La vengadora de las mujeres | Crítica La tradición en el espejo

Virginia de Morata, Ángela Chica y Juan Antonio Hidalgo, este martes, en el Teatro Echegaray.

Virginia de Morata, Ángela Chica y Juan Antonio Hidalgo, este martes, en el Teatro Echegaray. / Marilú Báez (Málaga)

En La vengadora de las mujeres, la obra de Elena M. Sánchez, hay un único conflicto, claro y distinto, y sin embargo pasan muchas cosas. Esta paradoja, exenta de cualquier asomo de contradicción, sirve de premisa a una obra en la que la hibridación acaba alumbrando hallazgos harto felices favorables al reconocimiento de una tradición propia, lo que únicamente sucede muy de tarde en tarde. Hemos visto algunas obras contemporáneas escritas en verso, con mayor o menor fortuna; lo que sí resulta mucho menos habitual es una obra de actualidad feroz que lleve el verso común del Siglo de Oro a otra parte, con verdadera ambición de relectura y desde unas raíces que no ocultan su intención de ser ramas; lo definitivamente extraño, sin embargo, es que alguien llegue a ofrecer esa traducción de lo viejo a lo nuevo sin perder un ápice de rigor en el verso como trasunto de otra transición, la que conduce desde la cultura patriarcal del Siglo de Oro a la que late aún en el siglo XXI como heredera de aquélla. Y La vengadora de las mujeres, que toma su título de la obra homónima de Lope (aunque en ningún modo la creación de Elena M. Sánchez debe considerarse una versión ni adaptación de la misma) ofrece, justamente, todo esto: una maquinaria dramática en la que la evolución de la tradición artística del teatro en verso corre en paralelo a la evolución social que ha sabido encontrar nuevos disfraces a la violencia machista manteniendo intacta su esencia en los últimos cuatrocientos años. El texto es una verdadera obra de ingeniería que toma fragmentos en verso de Calderón, Tirso, Rojas Zorrilla y el propio Lope a la vez que traduce al verso actas de recientes juicios reales en virtud de un monumental trabajo de documentación y, digamos, destilación del lenguaje, con resultados asombrosos. Elena M. Sánchez reúne estos ingredientes en un juicio al machismo cuya sentencia queda en manos del espectador, convertido en jurado; para entonces, sin embargo, el mismo espectador ha tenido ocasiones de sobra para cumplir bien su función: La vengadora de las mujeres planta ante sus narices un espejo en el que lo que se dice y cómo se dice aspira siempre a la mayor verdad. Sin renunciar a la emoción como objetivo esencial.

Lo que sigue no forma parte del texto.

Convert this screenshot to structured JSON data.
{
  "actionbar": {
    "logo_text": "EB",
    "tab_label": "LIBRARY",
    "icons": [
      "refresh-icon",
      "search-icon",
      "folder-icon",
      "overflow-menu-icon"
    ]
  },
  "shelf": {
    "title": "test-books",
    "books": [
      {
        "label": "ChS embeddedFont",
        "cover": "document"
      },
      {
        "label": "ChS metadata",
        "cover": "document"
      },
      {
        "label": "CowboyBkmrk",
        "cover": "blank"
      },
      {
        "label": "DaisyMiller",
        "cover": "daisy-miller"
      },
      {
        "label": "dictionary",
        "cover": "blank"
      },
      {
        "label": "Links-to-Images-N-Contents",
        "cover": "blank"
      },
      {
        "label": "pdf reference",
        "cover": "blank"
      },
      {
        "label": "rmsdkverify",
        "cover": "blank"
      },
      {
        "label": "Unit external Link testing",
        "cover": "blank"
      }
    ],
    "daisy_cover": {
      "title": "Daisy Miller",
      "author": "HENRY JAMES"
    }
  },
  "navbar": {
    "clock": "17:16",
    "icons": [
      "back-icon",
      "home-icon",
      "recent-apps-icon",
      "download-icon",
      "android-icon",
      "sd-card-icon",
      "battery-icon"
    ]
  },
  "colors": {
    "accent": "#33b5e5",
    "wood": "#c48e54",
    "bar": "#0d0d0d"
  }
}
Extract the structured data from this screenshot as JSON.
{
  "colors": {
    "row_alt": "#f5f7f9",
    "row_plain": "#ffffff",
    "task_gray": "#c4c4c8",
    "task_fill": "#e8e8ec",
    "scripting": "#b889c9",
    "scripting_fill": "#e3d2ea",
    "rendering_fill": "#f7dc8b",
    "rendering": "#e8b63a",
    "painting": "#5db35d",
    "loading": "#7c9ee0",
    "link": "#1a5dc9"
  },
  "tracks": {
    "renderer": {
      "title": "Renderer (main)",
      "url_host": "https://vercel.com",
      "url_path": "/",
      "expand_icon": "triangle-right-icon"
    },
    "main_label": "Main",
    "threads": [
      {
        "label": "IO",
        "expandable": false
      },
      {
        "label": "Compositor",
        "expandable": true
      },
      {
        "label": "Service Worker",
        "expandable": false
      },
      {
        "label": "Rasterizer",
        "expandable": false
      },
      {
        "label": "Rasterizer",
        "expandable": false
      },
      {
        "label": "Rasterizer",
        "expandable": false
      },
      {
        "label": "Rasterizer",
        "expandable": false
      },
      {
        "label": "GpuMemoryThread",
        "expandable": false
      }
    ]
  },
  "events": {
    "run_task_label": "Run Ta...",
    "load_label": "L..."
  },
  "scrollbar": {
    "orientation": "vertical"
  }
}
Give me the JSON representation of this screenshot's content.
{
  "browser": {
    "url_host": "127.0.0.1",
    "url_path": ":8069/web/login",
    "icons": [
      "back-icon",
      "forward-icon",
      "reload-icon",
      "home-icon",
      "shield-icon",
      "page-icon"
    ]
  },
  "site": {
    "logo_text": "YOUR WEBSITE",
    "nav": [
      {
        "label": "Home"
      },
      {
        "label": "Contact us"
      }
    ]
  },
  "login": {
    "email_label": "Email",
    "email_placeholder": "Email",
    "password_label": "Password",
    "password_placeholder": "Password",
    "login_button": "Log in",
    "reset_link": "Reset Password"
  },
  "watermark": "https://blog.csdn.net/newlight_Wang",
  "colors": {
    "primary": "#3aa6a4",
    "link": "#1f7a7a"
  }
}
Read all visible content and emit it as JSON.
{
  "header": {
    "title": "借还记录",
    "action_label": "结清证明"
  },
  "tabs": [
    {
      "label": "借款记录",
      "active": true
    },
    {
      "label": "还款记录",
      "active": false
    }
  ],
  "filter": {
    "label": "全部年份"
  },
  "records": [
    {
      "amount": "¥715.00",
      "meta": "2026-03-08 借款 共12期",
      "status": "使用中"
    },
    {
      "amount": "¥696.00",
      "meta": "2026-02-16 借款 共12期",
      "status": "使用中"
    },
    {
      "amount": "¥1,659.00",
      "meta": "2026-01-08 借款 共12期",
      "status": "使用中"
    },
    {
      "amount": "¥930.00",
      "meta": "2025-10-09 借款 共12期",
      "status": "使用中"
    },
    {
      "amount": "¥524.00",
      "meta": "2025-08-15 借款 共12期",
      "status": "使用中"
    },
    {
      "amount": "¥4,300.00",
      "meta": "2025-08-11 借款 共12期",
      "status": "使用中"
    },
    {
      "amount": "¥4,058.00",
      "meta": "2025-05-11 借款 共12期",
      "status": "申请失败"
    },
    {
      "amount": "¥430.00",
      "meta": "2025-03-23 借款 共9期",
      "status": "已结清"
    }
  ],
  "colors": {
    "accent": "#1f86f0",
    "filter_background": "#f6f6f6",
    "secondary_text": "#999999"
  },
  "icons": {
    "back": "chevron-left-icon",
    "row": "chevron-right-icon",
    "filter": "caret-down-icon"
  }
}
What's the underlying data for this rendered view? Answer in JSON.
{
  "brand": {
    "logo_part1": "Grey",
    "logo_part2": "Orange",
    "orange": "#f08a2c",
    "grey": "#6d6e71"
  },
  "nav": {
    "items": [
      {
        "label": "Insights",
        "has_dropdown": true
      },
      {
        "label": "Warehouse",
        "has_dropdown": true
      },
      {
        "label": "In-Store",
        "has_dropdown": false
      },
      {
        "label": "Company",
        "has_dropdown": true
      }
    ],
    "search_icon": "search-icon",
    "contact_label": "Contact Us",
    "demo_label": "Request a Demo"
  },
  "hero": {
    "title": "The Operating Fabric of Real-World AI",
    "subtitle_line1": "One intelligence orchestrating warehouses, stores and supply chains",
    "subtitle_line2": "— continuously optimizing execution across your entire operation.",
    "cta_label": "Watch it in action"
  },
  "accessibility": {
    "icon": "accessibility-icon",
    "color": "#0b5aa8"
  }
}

Bajo una escenografía de impacto, en la que las trampas que la Historia ha tejido en torno a la violencia machista se van desplegando sobre un muro kafkiano, José Carlos Cuevas firma una dirección que opta, sabiamente, por dejar hablar al texto y que descansa en la interpretación como principal recurso para conducir bien puerto la traducción esencial de la obra, sin mostrar más de lo necesario y con una acertada dosificación de los recursos. El reparto cumple de sobra con el difícil cometido que el reto entraña: Ángela Chica ofrece un festival de interpretación, soberana en el verso, al límite de los sentidos siempre, generosa en la corporeización de distintos personajes y dueña de una técnica depurada y clara tanto al decir el verso como a cantar las coplas con las que esa misma tradición encuentra un puente inestimable desde el Siglo de Oro hasta el presente (el trabajo de la actriz es de los que se recuerdan siempre). Juan Antonio Hidalgo se crece en una misión harto complicada y se luce a la hora de poner en juego sus registros plenamente teatrales, perfecto en la dicción, capaz de significar en cada gesto, tremendo a la hora de dar un brillo nuevo al oficio. Virginia de Morata asume el papel protagonista en una construcción marcada, con todo el acierto, por la contención, en afortunado contraste con el monólogo final, electrizante, directo a la médula, en el que lo obvio no es redundante. No era nada fácil armar el reparto perfecto para una obra tan compleja como La vengadora de las mujeres. Y se ha logrado con creces.

Así que tanto por su contenido como su oportunidad histórica y política, así como por las emociones que desata, esta Vengadora merece ser vista por todos. Pocas veces ha tenido tanto sentido hacer de la tradición razón de hoy.